Vault OIDC auth method with external groups

I want to use Vault to issue temporary credentials for database access. I have set up vault with oidc auth against azure active directory. Authentication itself is working fine.
Now I would like to have few external groups connected to AD groups to control which person in AD can assume which role in Vault.

SETUP:
OIDC role:
vault write auth/oidc/role/example-ro user_claim=“email” allowed_redirect_uris=“http://localhost:8250/oidc/callback” allowed_redirect_uris=“https://vault./ui/vault/auth/oidc/oidc/callback” groups_claim=“groups” policies=“example-ro” oidc_scopes=“https://graph.microsoft.com/.default

external group:
vault write -field=id -format=table identity/group name=“example-ro” type=“external” policies=“example-ro”

database role:
vault write database/roles/example-ro db_name=database creation_statements=“CREATE USER ‘{{name}}’@’%’ IDENTIFIED BY ‘{{password}}’;GRANT SELECT ON example.* TO ‘{{name}}’@’%’;GRANT SELECT ON example2.* TO ‘{{name}}’@’%’;GRANT SELECT ON example_archive.* TO ‘{{name}}’@’%’;” default_ttl=“1h” max_ttl=“24h” username_template="{{.DisplayName | replace “oidc-” “” | replace “.” “” | truncate 10 }}{{ random 4 }}{{ timestamp “02”}}"

vault policy:

path “database/creds/example-ro” {
capabilities = [“read”]
}

vault policy write example-ro example-ro-policy.hcl

RESULT:

I can login fine and assume example-ro role even I am not member of example-ro group in AD. I can login even when the group is not defined in AD at all.

EXPECTED RESULT:

I expect to see some kind of permission error, when I try to login via oidc and try to assume role connected to nonexisting group or

Hi @hyzza,

Looks like you may be overlapping a couple different ways of assigning policies.

You’ve got a two basic options:

  • Assign policies from the OIDC role itself, in which case you’ll need to specify the bound_claims parameter. Using this method the Identity Groups portion is not required.
  • Change your example-ro OIDC role to a “default” role and remove the policies parameter. Then create an Identity Group Alias for your Identity Group. The alias name should be the unique ID within Azure of the group (UUID format). You should also specify the default role name in the mount config to improve login experience (one-click login as opposed to having to type in a role name).

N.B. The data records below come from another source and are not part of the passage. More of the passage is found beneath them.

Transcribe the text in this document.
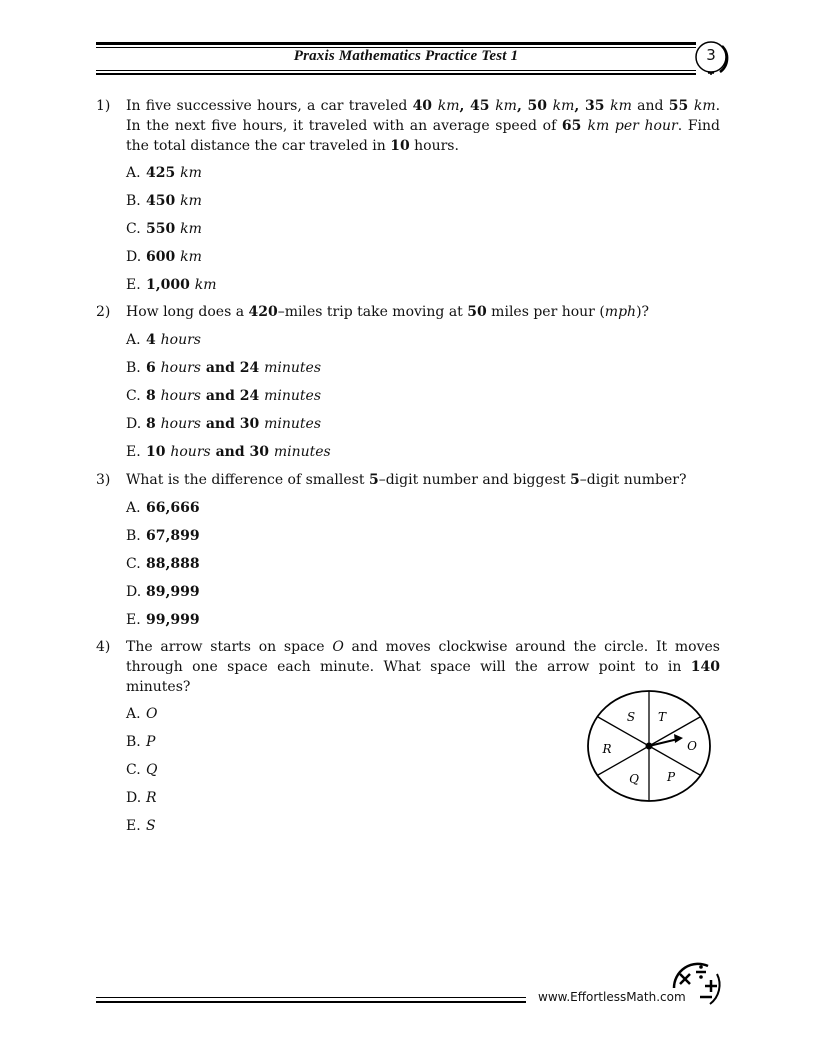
Praxis Mathematics Practice Test 1	3
1) In five successive hours, a car traveled 40 km, 45 km, 50 km, 35 km and 55 km. In the next five hours, it traveled with an average speed of 65 km per hour. Find the total distance the car traveled in 10 hours.
A. 425 km
B. 450 km
C. 550 km
D. 600 km
E. 1,000 km
2) How long does a 420–miles trip take moving at 50 miles per hour (mph)?
A. 4 hours
B. 6 hours and 24 minutes
C. 8 hours and 24 minutes
D. 8 hours and 30 minutes
E. 10 hours and 30 minutes
3) What is the difference of smallest 5–digit number and biggest 5–digit number?
A. 66,666
B. 67,899
C. 88,888
D. 89,999
E. 99,999
4) The arrow starts on space O and moves clockwise around the circle. It moves through one space each minute. What space will the arrow point to in 140 minutes?
A. O
B. P
C. Q
D. R
E. S
S T
O
P
Q
R
www.EffortlessMath.com
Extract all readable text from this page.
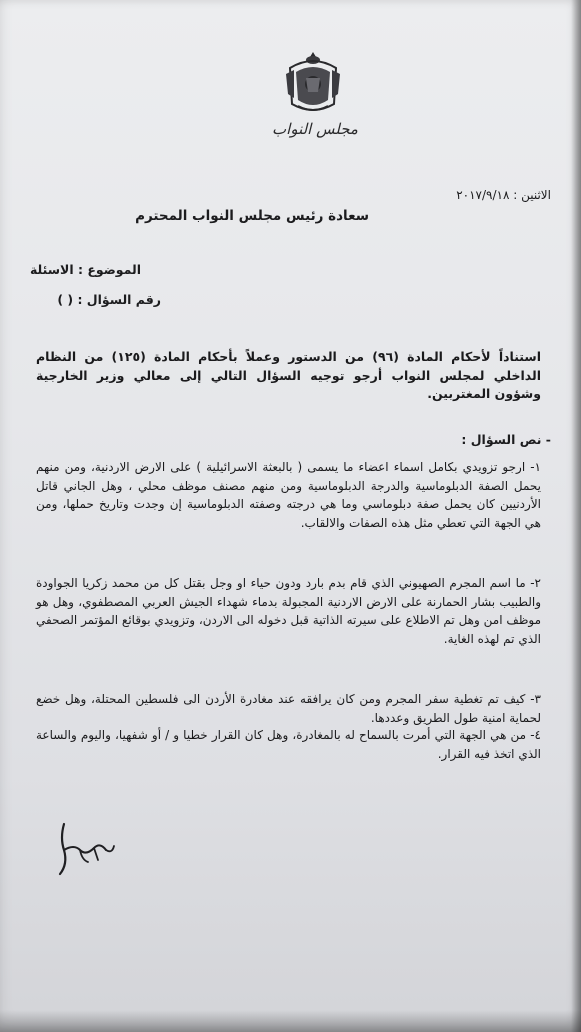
مجلس النواب
الاثنين : ٢٠١٧/٩/١٨
سعادة رئيس مجلس النواب المحترم
الموضوع : الاسئلة
رقم السؤال : ( )
استناداً لأحكام المادة (٩٦) من الدستور وعملاً بأحكام المادة (١٢٥) من النظام الداخلي لمجلس النواب أرجو توجيه السؤال التالي إلى معالي وزير الخارجية وشؤون المغتربين.
- نص السؤال :
١- ارجو تزويدي بكامل اسماء اعضاء ما يسمى ( بالبعثة الاسرائيلية ) على الارض الاردنية، ومن منهم يحمل الصفة الدبلوماسية والدرجة الدبلوماسية ومن منهم مصنف موظف محلي ، وهل الجاني قاتل الأردنيين كان يحمل صفة دبلوماسي وما هي درجته وصفته الدبلوماسية إن وجدت وتاريخ حملها، ومن هي الجهة التي تعطي مثل هذه الصفات والالقاب.
٢- ما اسم المجرم الصهيوني الذي قام بدم بارد ودون حياء او وجل بقتل كل من محمد زكريا الجواودة والطبيب بشار الحمارنة على الارض الاردنية المجبولة بدماء شهداء الجيش العربي المصطفوي، وهل هو موظف امن وهل تم الاطلاع على سيرته الذاتية قبل دخوله الى الاردن، وتزويدي بوقائع المؤتمر الصحفي الذي تم لهذه الغاية.
٣- كيف تم تغطية سفر المجرم ومن كان يرافقه عند مغادرة الأردن الى فلسطين المحتلة، وهل خضع لحماية امنية طول الطريق وعددها.
٤- من هي الجهة التي أمرت بالسماح له بالمغادرة، وهل كان القرار خطيا و / أو شفهيا، واليوم والساعة الذي اتخذ فيه القرار.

Of course you can mix and match if you need more flexible policy assignment options (i.e. a particular policy can be assigned to the role with bound_claims defined and an optional Identity Group based policy may be assigned when a different attribute is matched). However, if you’re just getting started I’d stick with either of the two methods above and move to this once you’ve got that sorted out.

1 Like

thanks! bound_claims is the way to go.